Peter Busch: All right, so you make the final of the 200 free and you can dance out to the block, right?
Ross Davenport: Oh, certainly, yeah. I'll be waltzing out and pirouetting and I just won't be in my tutu, though.
Peter Busch: And if you get a medal, they can build a special podium where you can climb up.
Ross Davenport: I'll tell you why, if we get a medal I will wear a tutu, you know, and leggings.
Peter Busch: That will be brilliant. That would be brilliant to watch. Hey, what do you do outside the pool? I mean you're 27. Do you — are you a professional swimmer, do you have a part time job? If not, what do you do when swimming is done?
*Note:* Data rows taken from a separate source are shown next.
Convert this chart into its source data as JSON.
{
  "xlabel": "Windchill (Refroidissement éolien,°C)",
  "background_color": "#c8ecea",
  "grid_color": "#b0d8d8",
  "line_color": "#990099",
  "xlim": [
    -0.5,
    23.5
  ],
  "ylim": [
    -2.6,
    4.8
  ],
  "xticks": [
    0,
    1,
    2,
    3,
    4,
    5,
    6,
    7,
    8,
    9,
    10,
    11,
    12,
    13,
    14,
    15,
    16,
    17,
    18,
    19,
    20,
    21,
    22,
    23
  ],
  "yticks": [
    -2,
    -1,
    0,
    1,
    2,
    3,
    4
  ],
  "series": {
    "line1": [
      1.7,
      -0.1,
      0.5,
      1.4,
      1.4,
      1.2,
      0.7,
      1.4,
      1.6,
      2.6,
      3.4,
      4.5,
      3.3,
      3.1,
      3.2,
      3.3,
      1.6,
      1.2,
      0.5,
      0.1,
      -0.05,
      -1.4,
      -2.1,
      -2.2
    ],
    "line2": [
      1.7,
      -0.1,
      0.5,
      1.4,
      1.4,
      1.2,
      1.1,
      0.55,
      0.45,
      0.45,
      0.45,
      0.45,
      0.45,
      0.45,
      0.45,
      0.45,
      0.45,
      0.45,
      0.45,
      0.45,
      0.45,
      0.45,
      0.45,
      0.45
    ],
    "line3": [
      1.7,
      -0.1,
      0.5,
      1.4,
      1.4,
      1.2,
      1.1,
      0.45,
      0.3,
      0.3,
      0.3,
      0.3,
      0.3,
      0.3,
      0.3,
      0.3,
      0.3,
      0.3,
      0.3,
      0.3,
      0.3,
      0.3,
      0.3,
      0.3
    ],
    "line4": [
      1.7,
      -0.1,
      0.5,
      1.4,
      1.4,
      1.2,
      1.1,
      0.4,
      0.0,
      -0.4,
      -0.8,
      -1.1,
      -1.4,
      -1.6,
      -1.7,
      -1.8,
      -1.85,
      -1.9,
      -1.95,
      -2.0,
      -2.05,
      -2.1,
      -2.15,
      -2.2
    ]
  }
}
Ross Davenport: No, this is — I'm a full time athlete, and, you know, I've got my goal of making it to next year's Olympics. We're gonna have to — well, I'm gonna have to reassess after that to see where we go from there. But I still love swimming, I still enjoy it, I've still got the hunger to get up every morning and go training. So, you know, the benchmark is definitely next year. Hopefully, I carry on for another couple of years. But, I'd like to do a job that keeps me active, keeps me fit. You know, I think it'd be such be a shame that we spend 20-odd years swimming, keeping fit, keeping active, to just go and let it all go and become fat and unfit. So, I'd like something that will keep me active. I also would like to give something back to the community and helps other people. So in a minute I'm thinking along the lines of the fire service, but in Britain it's incredibly hard to get into, you know, you can get up to eight thousand applicants for four or five jobs. So I also realize it's gonna be very hard to get into. So it's something that I'm planning now for when retirement comes that I can — I'm ready and prepared to go into a job.
Peter Busch: I think after next summer your name will stand out a little bit at home.
Ross Davenport: Well, it will be if I get that medal and I'm on the podium without those leggings on, but, you know, I think next year is a great springboard for all those British athletes and to go and make a name for ourselves and to go on and really kick start our second career, whatever that may be whether it's in the media or whether it's going out there and getting jobs. I see this, I think, we'll look fantastic having spent 20-odd years doing one sport, highly dedicated, completely committed, and focused. So I think employers, you know, should want to buy our hands off because every day we get up trying to be the best in the world. You don't get that in a working environment very often.
Peter Busch: Ross, we learned a lot about you today. Thanks for joining us.
Ross Davenport: Thank you very much.
Peter Busch: You're welcome back on the show anytime. It was fun.
Ross Davenport: Cheers. Thank you.
Peter Busch: All right, that's Ross Davenport joining us in the FINIS Monitor from Great Britain. That's it for today's show. I'm Peter Busch reminding you to keep your head down at the finish.